17 maart
Dag 77
En Hij zeide tot hen: Gaat heen in de gehele wereld, predikt het Evangelie aan alle kreaturen. Die geloofd zal hebben, en gedoopt zal zijn, zal zalig worden; maar die niet zal geloofd hebben, zal verdoemd worden. En hen, die geloofd zullen hebben, zullen deze tekenen volgen: in Mijn Naam zullen zij duivelen uitwerpen; met nieuwe tongen zullen zij spreken. Slangen zullen zij opnemen; en al is het, dat zij iets dodelijks zullen drinken, dat zal hun niet schaden; op zieken zullen zij de handen leggen, en zij zullen gezond worden.
Dat doet mij denken aan een dame in Chicago. Haar zoon ging weg naar een seminarie om voor prediker te leren, een zekere Bijbelschool, seminarie. En terwijl hij weg was, werd de oude moeder ernstig ziek. Ze stuurden dus een bericht naar de jongen om hem te laten weten dat zijn moeder zeer hoge koorts had; ze had longontsteking en er werd gezegd dat het een dringende oproep was. Dus de zoon pakte zijn kleren in en maakte zich gereed. Tenslotte, de volgende dag, hij had gedurende die nacht geen bericht meer ontvangen, de volgende dag hoorde hij: “Alles is in orde.”
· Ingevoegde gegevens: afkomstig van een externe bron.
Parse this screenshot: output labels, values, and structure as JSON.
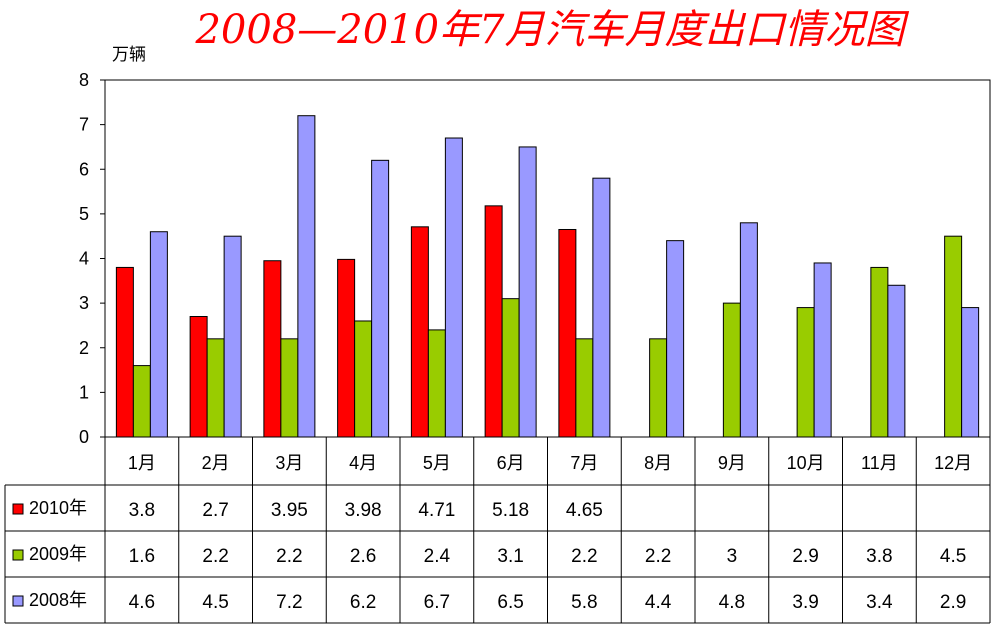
{
  "chart_data": {
    "type": "bar",
    "title": "2008—2010年7月汽车月度出口情况图",
    "ylabel": "万辆",
    "ylim": [
      0,
      8
    ],
    "yticks": [
      "0",
      "1",
      "2",
      "3",
      "4",
      "5",
      "6",
      "7",
      "8"
    ],
    "grid": false,
    "legend": "data-table-left",
    "categories": [
      "1月",
      "2月",
      "3月",
      "4月",
      "5月",
      "6月",
      "7月",
      "8月",
      "9月",
      "10月",
      "11月",
      "12月"
    ],
    "series": [
      {
        "name": "2010年",
        "color": "#ff0000",
        "values": [
          3.8,
          2.7,
          3.95,
          3.98,
          4.71,
          5.18,
          4.65,
          null,
          null,
          null,
          null,
          null
        ],
        "labels": [
          "3.8",
          "2.7",
          "3.95",
          "3.98",
          "4.71",
          "5.18",
          "4.65",
          "",
          "",
          "",
          "",
          ""
        ]
      },
      {
        "name": "2009年",
        "color": "#99cc00",
        "values": [
          1.6,
          2.2,
          2.2,
          2.6,
          2.4,
          3.1,
          2.2,
          2.2,
          3,
          2.9,
          3.8,
          4.5
        ],
        "labels": [
          "1.6",
          "2.2",
          "2.2",
          "2.6",
          "2.4",
          "3.1",
          "2.2",
          "2.2",
          "3",
          "2.9",
          "3.8",
          "4.5"
        ]
      },
      {
        "name": "2008年",
        "color": "#9999ff",
        "values": [
          4.6,
          4.5,
          7.2,
          6.2,
          6.7,
          6.5,
          5.8,
          4.4,
          4.8,
          3.9,
          3.4,
          2.9
        ],
        "labels": [
          "4.6",
          "4.5",
          "7.2",
          "6.2",
          "6.7",
          "6.5",
          "5.8",
          "4.4",
          "4.8",
          "3.9",
          "3.4",
          "2.9"
        ]
      }
    ]
  }
}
Ongeveer een jaar later keerde hij terug van de school in het oosten, een belangrijke school voor onderwijs. En hij kwam thuis en hij begroette zijn dierbare moeder en hij zei, nadat ze een poosje hadden gepraat, hij zei: “Moeder, ik heb nog helemaal niet de kans gehad te vragen wat er is gebeurd. Op een avond vertelden ze mij dat ik me gereed moest houden en de volgende morgen zeiden ze dat u in orde was. Welk medicijn heeft de dokter gegeven?”
Zei: “Lieverd, de dokter heeft niets gegeven.”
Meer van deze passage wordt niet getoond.